Green Mars - Kim Stanley Robinson [193]
Other workshops were less specific, and therefore less fruitful. One, working on a prospective bill of rights, was surprisingly ill-natured; but Nadia quickly saw that this topic tapped into a huge well of cultural concerns. Many obviously considered the topic an opportunity for one culture to dominate the rest. “I’ve said it ever since Boone,” Zeyk exclaimed. “An attempt to impose one set of values on all of us is nothing but Ataturkism. Everyone must be allowed their own way.”
“But this can only be true up to a point,” said Ariadne. “What if one group here asserts its right to own slaves?”
Zeyk shrugged. “This would be beyond the pale.”
“So you agree there should be some basic bill of human rights?”
“This is obvious,” Zeyk replied coldly.
Mikhail spoke for the Bogdanovists: “All social hierarchy is a kind of slavery,” he said. “Everyone should be completely equal under the law.”
“Hierarchy is a natural fact,” Zeyk said. “It cannot be avoided.”
“Spoken like an Arab man,” Ariadne said. “But we are not natural here, we are Martian. And where hierarchy leads to oppression, it must be abolished.”
“The hierarchy of the right-minded,” Zeyk said.
“Or the primacy of equality and freedom.”
“Enforced if necessary.”
“Yes!”
“Enforced freedom, then.” Zeyk waved a hand, disgusted.
Art rolled a drink cart onto the stage. “Maybe we should focus on some actual rights,” he suggested. “Maybe look at the various declarations of human rights from Earth, and see if they can be adapted to suit us here.”
Nadia moved on to check out some of the other meetings. Land use, property law, criminal law, inheritance . . . the Swiss had broken down the matter of government into an amazing number of subcategories. The anarchists were irritated, Mikhail chief among them: “Do we really have to go through all this?” he asked again and again. “None of this should obtain, none of it!”
Nadia would have expected Coyote to be among those arguing with him, but in fact he said, “We have to argue all of it! Even if you want no state, or a minimal state, then you still have to argue it point by point. Especially since most minimalists want to keep exactly the economic and police system that keeps them privileged. That’s libertarians for you— anarchists who want police protection from their slaves. No! If you want to make the minimum-state case, you have to argue it from the ground up.”
“But,” Mikhail said, “I mean, inheritance law?”
“Sure, why not? This is critical stuff! I say there should be no inheritance at all, except for a few personal objects passed on, perhaps. But all the rest should go back to Mars. It’s part of the gift, right?”

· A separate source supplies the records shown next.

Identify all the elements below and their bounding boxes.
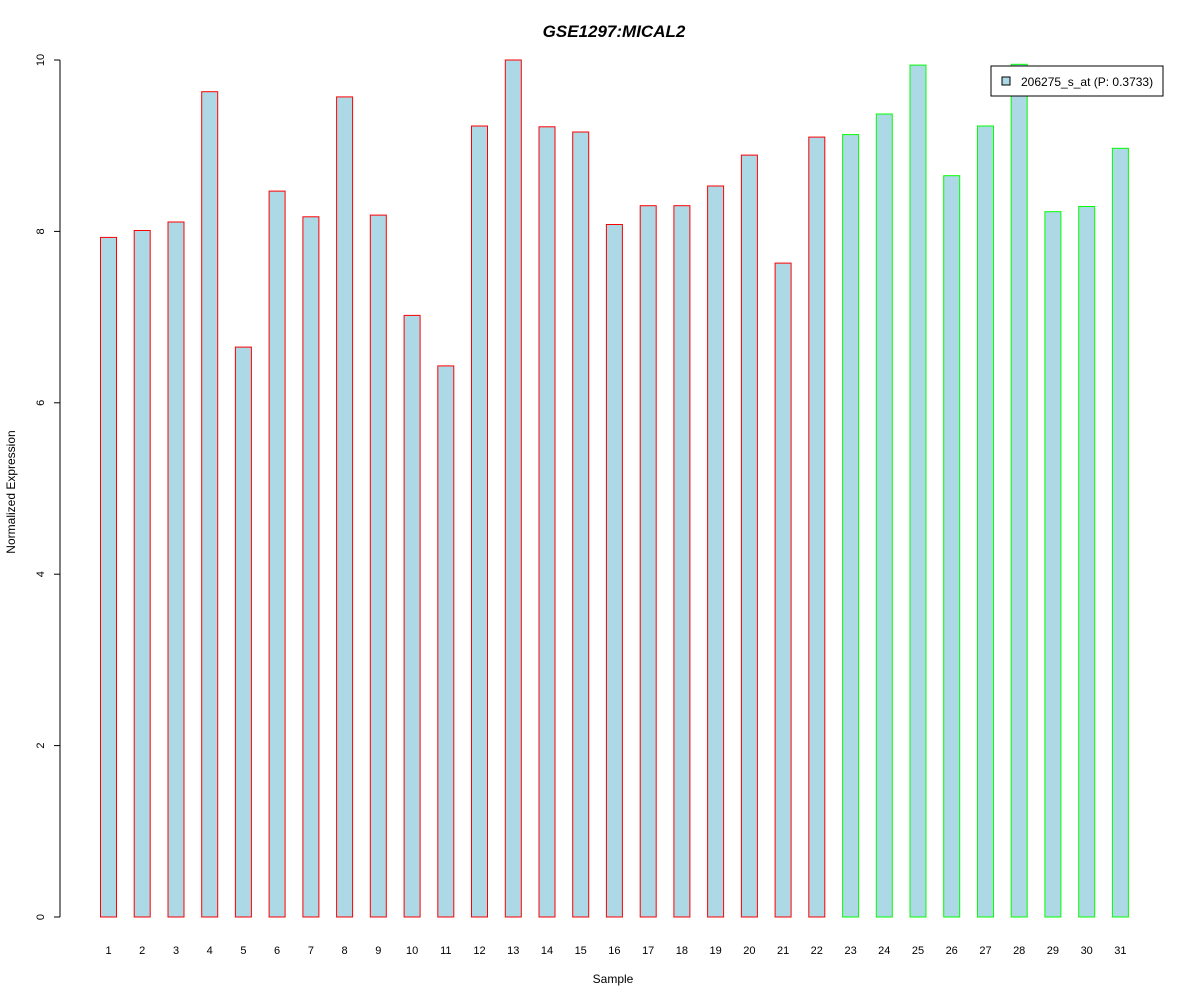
y-axis-tick-label: 0: [35, 914, 47, 920]
bar-sample-31: [1111, 147, 1129, 918]
x-axis-tick-label: 22: [811, 945, 823, 957]
legend-swatch: [1001, 76, 1011, 86]
bar-sample-25: [909, 64, 927, 918]
bar-sample-23: [842, 134, 860, 918]
bar-sample-19: [707, 185, 725, 918]
y-axis-label: Normalized Expression: [4, 430, 18, 553]
bar-sample-27: [977, 125, 994, 918]
x-axis-tick-label: 9: [375, 945, 381, 957]
x-axis-tick-label: 28: [1013, 945, 1025, 957]
x-axis-tick-label: 1: [105, 945, 111, 957]
x-axis-tick-label: 6: [274, 945, 280, 957]
bar-sample-15: [572, 131, 590, 918]
y-axis-tick-label: 2: [35, 743, 47, 749]
x-axis-tick-label: 23: [844, 945, 856, 957]
bar-sample-24: [875, 113, 893, 918]
bar-sample-10: [403, 314, 421, 918]
bar-sample-17: [639, 205, 657, 918]
bar-sample-4: [201, 91, 219, 918]
bar-sample-3: [167, 221, 185, 918]
x-axis-tick-label: 24: [878, 945, 890, 957]
bar-sample-2: [133, 230, 151, 918]
y-axis-tick-label: 10: [35, 54, 47, 66]
x-axis-tick-label: 3: [173, 945, 179, 957]
x-axis-tick-label: 10: [406, 945, 418, 957]
bar-sample-7: [302, 216, 320, 918]
bar-sample-8: [336, 96, 354, 918]
x-axis-tick-label: 31: [1114, 945, 1126, 957]
x-axis-tick-label: 21: [777, 945, 789, 957]
x-axis-tick-label: 30: [1081, 945, 1093, 957]
bar-sample-29: [1044, 211, 1062, 918]
chart-title: GSE1297:MICAL2: [543, 22, 686, 41]
y-axis-tick-label: 6: [35, 400, 47, 406]
x-axis-tick-label: 5: [240, 945, 246, 957]
legend-label: 206275_s_at (P: 0.3733): [1021, 75, 1153, 89]
legend: 206275_s_at (P: 0.3733): [990, 65, 1164, 97]
x-axis-tick-label: 14: [541, 945, 553, 957]
bar-sample-30: [1078, 206, 1096, 918]
x-axis-tick-label: 11: [440, 945, 451, 957]
x-axis-tick-label: 29: [1047, 945, 1059, 957]
bar-sample-20: [740, 154, 758, 918]
bar-sample-21: [774, 262, 792, 918]
x-axis-label: Sample: [593, 972, 634, 986]
y-axis-tick-label: 4: [35, 571, 47, 577]
x-axis-tick-label: 2: [139, 945, 145, 957]
x-axis-tick-label: 17: [642, 945, 654, 957]
x-axis-tick-label: 4: [207, 945, 213, 957]
bar-sample-5: [234, 346, 252, 918]
x-axis-tick-label: 13: [507, 945, 519, 957]
bar-sample-18: [673, 205, 691, 918]
bar-sample-9: [369, 214, 387, 918]
bar-sample-14: [538, 126, 556, 918]
x-axis-tick-label: 27: [979, 945, 991, 957]
bar-sample-13: [504, 59, 522, 918]
x-axis-tick-label: 18: [676, 945, 688, 957]
bars-group: [100, 59, 1129, 918]
x-axis-tick-label: 19: [709, 945, 721, 957]
x-axis-tick-label: 16: [608, 945, 620, 957]
bar-sample-28: [1010, 63, 1028, 918]
bar-sample-26: [943, 175, 961, 918]
y-axis: 0 2 4 6 8 10: [35, 54, 61, 920]
x-axis-tick-label: 8: [342, 945, 348, 957]
bar-sample-11: [437, 365, 455, 918]
x-axis-tick-label: 20: [743, 945, 755, 957]
x-axis-tick-label: 7: [308, 945, 314, 957]
x-axis-tick-label: 25: [912, 945, 924, 957]
bar-sample-16: [605, 224, 623, 918]
x-axis-tick-label: 15: [575, 945, 587, 957]
bar-sample-6: [268, 190, 286, 918]
y-axis-tick-label: 8: [35, 228, 47, 234]
x-axis-tick-labels: 1 2 3 4 5 6 7 8 9 10 11 12 13 14 15 16 17 18 19 20 21 22 23 24 2…: [105, 945, 1126, 957]
bar-sample-1: [100, 236, 117, 918]
x-axis-tick-label: 12: [473, 945, 485, 957]
bar-sample-22: [808, 136, 826, 918]
bar-sample-12: [471, 125, 488, 918]
legend-box: [990, 65, 1164, 97]
x-axis-tick-label: 26: [946, 945, 958, 957]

“All the rest?” Vlad inquired with interest. “But what would that consist of, exactly? No one will own any of the land, water, air, the infrastructure, the gene stock, the information pool— what’s left to pass on?”
Coyote shrugged. “Your house? Your savings account? I mean, won’t we have money? And won’t people stockpile surpluses of it if they can?”

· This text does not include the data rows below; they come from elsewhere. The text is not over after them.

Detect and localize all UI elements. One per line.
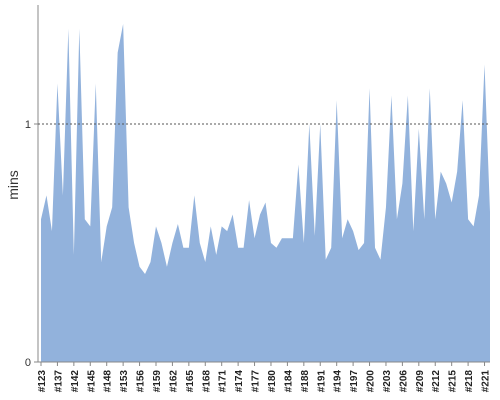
y-tick-label: 1 [25, 119, 31, 131]
x-tick-label: #168 [201, 370, 212, 393]
x-tick-label: #215 [448, 370, 459, 393]
x-tick-label: #188 [300, 370, 311, 393]
y-tick-label: 0 [25, 357, 31, 369]
x-tick-label: #162 [168, 370, 179, 393]
x-tick-label: #221 [481, 370, 492, 393]
x-tick-label: #142 [70, 370, 81, 393]
x-tick-label: #137 [53, 370, 64, 393]
x-tick-label: #203 [382, 370, 393, 393]
x-tick-label: #209 [415, 370, 426, 393]
x-tick-label: #180 [267, 370, 278, 393]
x-tick-label: #159 [152, 370, 163, 393]
x-tick-label: #194 [333, 370, 344, 393]
x-tick-label: #123 [37, 370, 48, 393]
x-tick-label: #156 [136, 370, 147, 393]
y-axis-label: mins [5, 170, 21, 200]
x-tick-label: #206 [398, 370, 409, 393]
x-tick-label: #153 [119, 370, 130, 393]
x-tick-label: #148 [103, 370, 114, 393]
x-tick-label: #197 [349, 370, 360, 393]
x-tick-label: #177 [251, 370, 262, 393]
x-tick-label: #165 [185, 370, 196, 393]
x-tick-label: #171 [218, 370, 229, 393]
x-tick-label: #218 [464, 370, 475, 393]
x-tick-label: #200 [366, 370, 377, 393]
x-tick-label: #184 [283, 370, 294, 393]
x-tick-label: #212 [431, 370, 442, 393]
area [41, 24, 490, 362]
x-tick-label: #174 [234, 370, 245, 393]
x-tick-label: #191 [316, 370, 327, 393]
x-tick-label: #145 [86, 370, 97, 393]
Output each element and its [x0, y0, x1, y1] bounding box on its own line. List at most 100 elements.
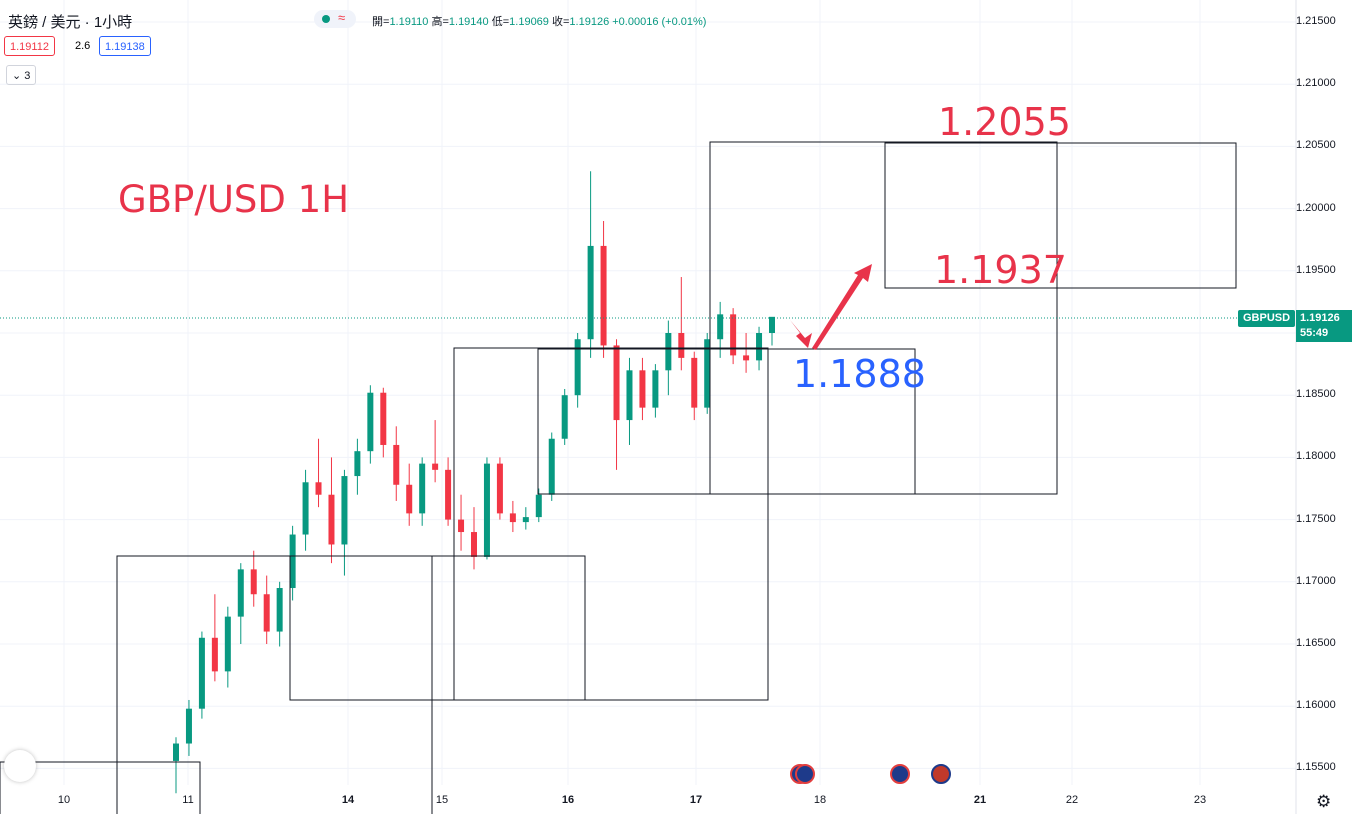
- ohlc-legend: 開=1.19110 高=1.19140 低=1.19069 收=1.19126 …: [372, 16, 707, 28]
- candle: [211, 594, 218, 682]
- x-tick-label: 15: [435, 794, 449, 806]
- candle-body: [173, 743, 179, 761]
- candle-body: [678, 333, 685, 358]
- candle: [730, 308, 737, 365]
- candle: [432, 420, 439, 483]
- chevron-down-icon: ⌄: [12, 70, 22, 82]
- candle: [276, 581, 283, 647]
- y-tick-label: 1.20500: [1296, 139, 1336, 152]
- candle: [678, 277, 685, 371]
- y-tick-label: 1.18000: [1296, 450, 1336, 463]
- candle: [769, 316, 775, 346]
- candle-body: [756, 333, 763, 361]
- candle-body: [432, 463, 439, 470]
- x-tick-label: 23: [1193, 794, 1207, 806]
- candle-body: [522, 517, 529, 523]
- candle: [626, 357, 633, 445]
- candle-body: [380, 392, 387, 445]
- candle: [263, 575, 270, 644]
- candle-body: [354, 451, 361, 477]
- candle-body: [367, 392, 374, 452]
- candle: [367, 385, 374, 464]
- candle-body: [185, 708, 192, 744]
- box-2: [116, 555, 433, 814]
- candle: [237, 563, 244, 644]
- candle: [522, 507, 529, 530]
- settings-gear-icon[interactable]: ⚙: [1316, 792, 1332, 811]
- candle: [419, 457, 426, 526]
- candle-body: [600, 245, 607, 346]
- candle-body: [224, 616, 231, 672]
- indicator-toggle[interactable]: ⌄ 3: [6, 65, 37, 85]
- candle: [613, 339, 620, 470]
- bid-badge[interactable]: 1.19112: [4, 36, 55, 56]
- status-dot-icon: [322, 15, 330, 23]
- candle-body: [263, 594, 270, 632]
- candle: [185, 699, 192, 756]
- candle-body: [250, 569, 257, 595]
- y-tick-label: 1.20000: [1296, 201, 1336, 214]
- gb-flag-icon[interactable]: [795, 764, 815, 784]
- candle: [328, 457, 335, 564]
- candle-body: [496, 463, 503, 514]
- candle: [198, 631, 205, 719]
- candle: [665, 320, 672, 396]
- x-tick-label: 10: [57, 794, 71, 806]
- candle: [173, 737, 179, 794]
- candle-body: [328, 494, 335, 545]
- wave-icon: ≈: [338, 10, 346, 25]
- y-tick-label: 1.15500: [1296, 761, 1336, 774]
- y-tick-label: 1.21500: [1296, 15, 1336, 27]
- candle-body: [743, 355, 750, 361]
- candle-body: [211, 637, 218, 672]
- candle-body: [445, 469, 452, 520]
- candle-body: [509, 513, 516, 523]
- market-status[interactable]: ≈: [314, 10, 356, 28]
- candle: [691, 351, 698, 421]
- candle-body: [613, 345, 620, 421]
- x-tick-label: 21: [973, 794, 987, 806]
- y-tick-label: 1.21000: [1296, 77, 1336, 90]
- candle-body: [639, 370, 646, 408]
- candle-body: [548, 438, 555, 495]
- target-arrow: [790, 264, 872, 350]
- candle-body: [471, 532, 477, 557]
- box-1: [0, 761, 201, 814]
- candle: [224, 606, 231, 688]
- candle: [341, 469, 348, 576]
- x-tick-label: 14: [341, 794, 355, 806]
- candle: [561, 388, 568, 445]
- symbol-title[interactable]: 英鎊 / 美元 · 1小時: [8, 14, 133, 31]
- candle: [509, 500, 516, 533]
- candle-body: [315, 482, 322, 495]
- x-tick-label: 22: [1065, 794, 1079, 806]
- candle: [600, 221, 607, 358]
- candle: [406, 463, 413, 526]
- candle-body: [535, 494, 542, 518]
- candle: [315, 438, 322, 508]
- candle: [704, 333, 711, 414]
- candle-body: [276, 588, 283, 632]
- us-flag-icon[interactable]: [931, 764, 951, 784]
- candle-body: [289, 534, 296, 589]
- candle-body: [406, 484, 413, 514]
- candle: [458, 494, 465, 551]
- symbol-price-tag: GBPUSD: [1238, 310, 1296, 327]
- ask-badge[interactable]: 1.19138: [99, 36, 151, 56]
- box-4: [453, 347, 769, 701]
- candle: [587, 171, 594, 358]
- candle-body: [393, 444, 400, 485]
- candle: [652, 364, 659, 418]
- candle-body: [769, 316, 775, 333]
- candle: [354, 438, 361, 495]
- gb-flag-icon[interactable]: [890, 764, 910, 784]
- candle: [743, 333, 750, 373]
- candle: [445, 457, 452, 526]
- replay-circle[interactable]: [4, 750, 36, 782]
- y-tick-label: 1.18500: [1296, 388, 1336, 401]
- level-label-high: 1.2055: [938, 100, 1071, 144]
- candle-body: [626, 370, 633, 421]
- candle-body: [665, 333, 672, 371]
- candle: [471, 507, 477, 570]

“You have to come to the finance sessions,” Marina said to Coyote. “We are hoping to base money on units of hydrogen peroxide, and price things by energy values.”

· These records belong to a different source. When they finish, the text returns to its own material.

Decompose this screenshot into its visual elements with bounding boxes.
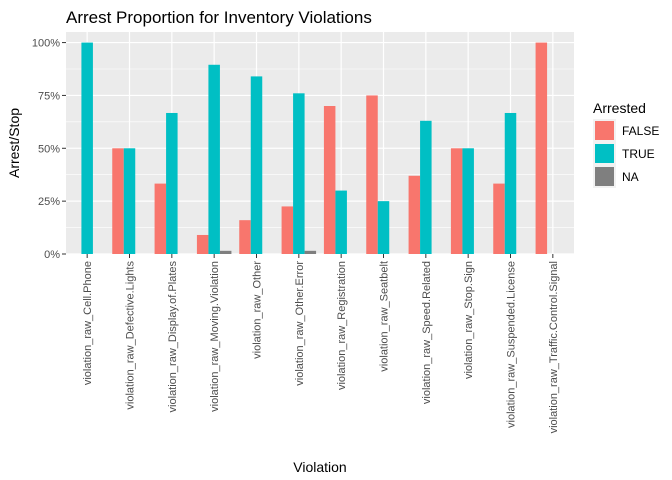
bar-true-3 <box>208 64 220 255</box>
bar-false-5 <box>281 206 294 254</box>
legend-label-na: NA <box>622 170 639 184</box>
bar-false-8 <box>408 175 421 254</box>
bar-false-7 <box>366 95 378 254</box>
x-tick-label: violation_raw_Cell.Phone <box>82 261 94 385</box>
bar-false-4 <box>239 220 251 254</box>
y-tick-label: 0% <box>44 249 60 261</box>
bar-true-1 <box>123 148 136 254</box>
bar-true-6 <box>335 190 347 254</box>
x-tick-label: violation_raw_Stop.Sign <box>463 261 475 379</box>
x-tick-label: violation_raw_Traffic.Control.Signal <box>548 261 560 433</box>
bar-true-10 <box>504 112 517 254</box>
chart-title: Arrest Proportion for Inventory Violatio… <box>66 8 372 27</box>
bar-true-4 <box>250 76 263 255</box>
legend-swatch-true <box>595 144 614 163</box>
bar-false-9 <box>450 148 463 254</box>
bar-false-2 <box>154 183 167 254</box>
x-tick-label: violation_raw_Display.of.Plates <box>167 261 179 413</box>
legend-label-true: TRUE <box>622 147 655 161</box>
bar-true-8 <box>420 120 432 254</box>
x-tick-label: violation_raw_Defective.Lights <box>125 261 137 410</box>
y-tick-label: 25% <box>38 196 60 208</box>
x-axis-title: Violation <box>293 459 346 475</box>
y-axis-title: Arrest/Stop <box>6 108 22 178</box>
legend-swatch-na <box>595 167 614 186</box>
bar-false-1 <box>112 148 124 254</box>
bar-true-9 <box>462 148 474 254</box>
bar-true-2 <box>166 112 178 254</box>
y-tick-label: 100% <box>32 38 60 50</box>
bar-true-5 <box>293 93 305 254</box>
x-tick-label: violation_raw_Other <box>252 261 264 359</box>
y-tick-label: 75% <box>38 90 60 102</box>
x-tick-label: violation_raw_Other.Error <box>294 261 306 386</box>
x-tick-label: violation_raw_Moving.Violation <box>209 261 221 412</box>
bar-false-10 <box>493 183 505 254</box>
legend-title: Arrested <box>593 100 646 116</box>
bar-true-7 <box>377 201 390 254</box>
x-tick-label: violation_raw_Registration <box>336 261 348 390</box>
bar-true-0 <box>81 42 93 255</box>
bars <box>81 42 548 255</box>
bar-na-5 <box>304 250 317 254</box>
legend-swatch-false <box>595 121 614 140</box>
legend: Arrested FALSE TRUE NA <box>593 100 659 188</box>
x-tick-label: violation_raw_Suspended.License <box>506 261 518 428</box>
bar-false-11 <box>535 42 548 255</box>
bar-false-3 <box>196 234 209 254</box>
x-tick-label: violation_raw_Seatbelt <box>379 261 391 372</box>
y-tick-label: 50% <box>38 143 60 155</box>
x-axis: violation_raw_Cell.Phone violation_raw_De… <box>82 254 560 433</box>
legend-label-false: FALSE <box>622 124 659 138</box>
x-tick-label: violation_raw_Speed.Related <box>421 261 433 404</box>
y-axis: 0% 25% 50% 75% 100% <box>32 38 66 261</box>
bar-false-6 <box>323 106 336 254</box>
bar-na-3 <box>219 250 232 254</box>
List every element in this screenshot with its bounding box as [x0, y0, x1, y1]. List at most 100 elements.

“But money will still exist, right?”
“Yes, but we are considering reverse interest on savings accounts, for instance, so that if you don’t put what you’ve earned back into use, it will be released to the atmosphere as nitrogen. You’d be surprised how hard it is to keep a positive personal balance in this system.”
“But if you did it?”
“Well, then I agree with you— on death it should pass back to Mars, be used for some public purpose.”
Sax haltingly objected that this contradicted the bioethical theory that human beings, like all animals, were powerfully motivated to provide for their own offspring. This urge could be observed throughout nature and in all human cultures, explaining much behavior both self-interested and altruistic. “Try to change the baby logical— the biological— basis of culture— by decree . . . Asking for trouble.”
“Maybe there should be a minimal inheritance allowed,” Coyote said.